Yesterday Morocco sentenced fourteen key leaders in this movement, handing down sentences ranging from six months to three years. Two of the youngest activists, Aminatou Haidar and Ali Salem Tamek, who have grown up under Moroccan occupation, were given seven and eight month sentences respectively. First generation nationalists and long time human rights activists like Brahim Noumria and Hmed Hamad received longer sentences.
The summer of 2005 saw some of the fiercest resistance to the Moroccan occupation since Rabat marched into the former Spanish colony in October 1975. Like Israel in the West Bank and Gaza, Morocco originally fought an external threat, the Polisario Front, an indigenous Western Saharan independence movement backed by, and based in, Algeria. But now Morocco is facing a full fledged internal 'Intifada' against Morocco's attempted annexation of the territory. Earlier this week Saharan students in primary and secondary schools held demonstrations, unfurling the flag of the Saharan Arab Democratic Republic, the Polisario's government in exile.
The tensions have led to the beating death of one Saharan youth and, recently, the murder of an elder Saharan at the hands of Moroccan security forces. The later occurred in the town of Tan Tan, a city located in southern Morocco but a traditionally ethnic Sahrawi (Saharan) city.

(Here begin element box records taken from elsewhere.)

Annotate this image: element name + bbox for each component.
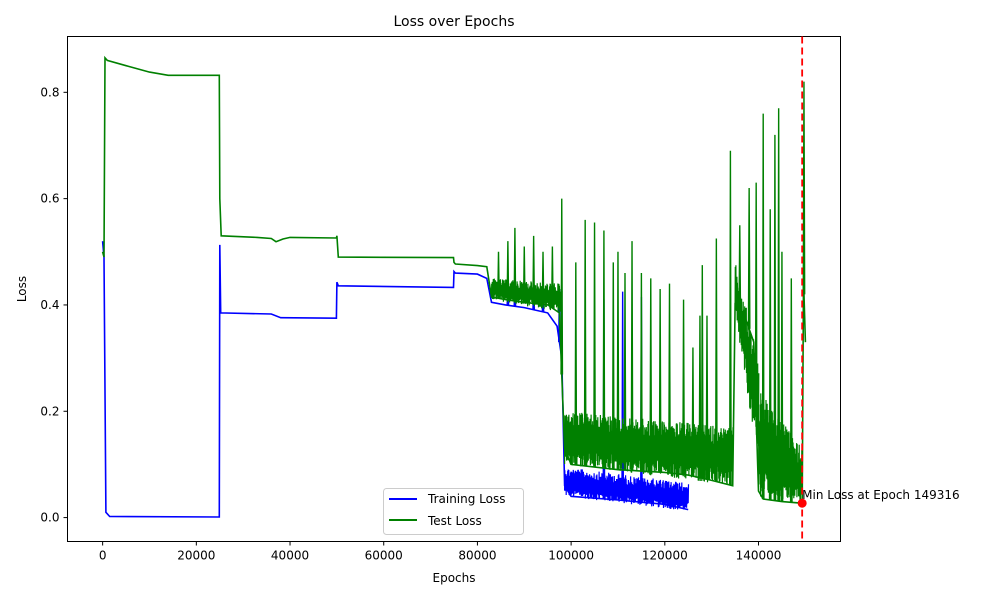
x-tick-label: 20000 [177, 549, 215, 563]
training-loss-line [103, 241, 689, 517]
chart-title: Loss over Epochs [394, 14, 515, 30]
y-tick-label: 0.6 [40, 192, 59, 206]
test-loss-spike [762, 114, 763, 499]
test-loss-spike [803, 82, 804, 295]
test-loss-spike [498, 252, 499, 299]
x-tick-label: 100000 [548, 549, 594, 563]
min-loss-marker [798, 499, 807, 508]
x-tick-label: 40000 [271, 549, 309, 563]
test-loss-spike [514, 228, 515, 301]
test-loss-spike [659, 289, 660, 472]
test-loss-spike [730, 151, 731, 485]
test-loss-spike [524, 246, 525, 302]
test-loss-spike [575, 262, 576, 465]
test-loss-spike [641, 273, 642, 471]
y-tick-label: 0.4 [40, 298, 59, 312]
test-loss-spike [669, 284, 670, 473]
test-loss-spike [631, 241, 632, 470]
test-loss-spike [699, 316, 700, 478]
test-loss-spike [624, 273, 625, 470]
x-tick-label: 140000 [736, 549, 782, 563]
test-loss-spike [778, 108, 779, 501]
test-loss-spike [692, 347, 693, 476]
test-loss-spike [683, 300, 684, 475]
x-axis-label: Epochs [433, 571, 476, 585]
test-loss-spike [617, 252, 618, 470]
test-loss-spike [594, 223, 595, 468]
test-loss-spike [542, 252, 543, 305]
test-loss-spike [603, 231, 604, 469]
x-axis: 0 20000 40000 60000 80000 100000 120000 140000 [99, 542, 782, 563]
legend-label-test: Test Loss [427, 514, 482, 528]
y-tick-label: 0.2 [40, 404, 59, 418]
test-loss-spike [507, 241, 508, 300]
test-loss-spike [613, 262, 614, 469]
test-loss-spike [650, 278, 651, 471]
test-loss-spike [791, 278, 792, 502]
test-loss-spike [706, 316, 707, 480]
test-loss-spike [716, 239, 717, 482]
test-loss-spike [584, 220, 585, 466]
test-loss-spike [774, 135, 775, 501]
test-loss-spike [781, 252, 782, 502]
test-loss-spike [739, 225, 740, 310]
x-tick-label: 0 [99, 549, 107, 563]
x-tick-label: 80000 [458, 549, 496, 563]
y-tick-label: 0.0 [40, 511, 59, 525]
min-loss-annotation: Min Loss at Epoch 149316 [802, 488, 959, 502]
test-loss-spike [533, 236, 534, 304]
legend: Training Loss Test Loss [384, 489, 524, 535]
test-loss-spike [770, 209, 771, 500]
y-axis: 0.0 0.2 0.4 0.6 0.8 [40, 85, 67, 524]
training-loss-oscillation [565, 469, 689, 509]
legend-label-training: Training Loss [427, 492, 505, 506]
x-tick-label: 60000 [365, 549, 403, 563]
y-tick-label: 0.8 [40, 85, 59, 99]
test-loss-spike [748, 188, 749, 329]
test-loss-spike [702, 265, 703, 478]
test-loss-oscillation [759, 393, 803, 501]
x-tick-label: 120000 [642, 549, 688, 563]
y-axis-label: Loss [15, 276, 29, 302]
test-loss-spike [552, 246, 553, 308]
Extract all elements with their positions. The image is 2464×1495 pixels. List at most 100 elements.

Indeed, discontent is not limited to the territory of Western Sahara under Moroccan control, but has spread to ethnic Sahrawi areas in Morocco. An ethnic Sahrawi from Morocco, Ali Salem Tamek is the popular face of the new Intifada, which has gained in momentum since exploding into existence in September 1999.
Aminatou Haidar has become a symbol of resistance herself. "Disappeared" by the Moroccan state in 1988, only to reappear in 1991 without redress, Mrs Haidar almost died in August following a harrowing fifty-five day hunger strike.
The Moroccan government's strategy is obviously aimed at decapitating the movement. (Another key leader, Briahim Dahane, is still awaiting trial.) Yet even with the main activists in jail, the demonstrations show no sign of ceasing.
Another possibility is that Morocco is hoping to frustrate the movement so that someone will resort to terrorism. That would give Morocco, , in the eyes of France and the U.S., a blank cheque to arrest thousands, as it did with Islamists following the May 2003 bombings in Casablanca. So far, the Saharan demonstrations have been fairly non-violent, though there are now nightly scuffles between rock throwing Sahrawi youths and baton wielding Moroccan police.
It remains to be seen how the Saharan population will respond to these sentences.
However, if Morocco resorted to massive repression, don't expect the Polisario to sit quietly in Tindouf.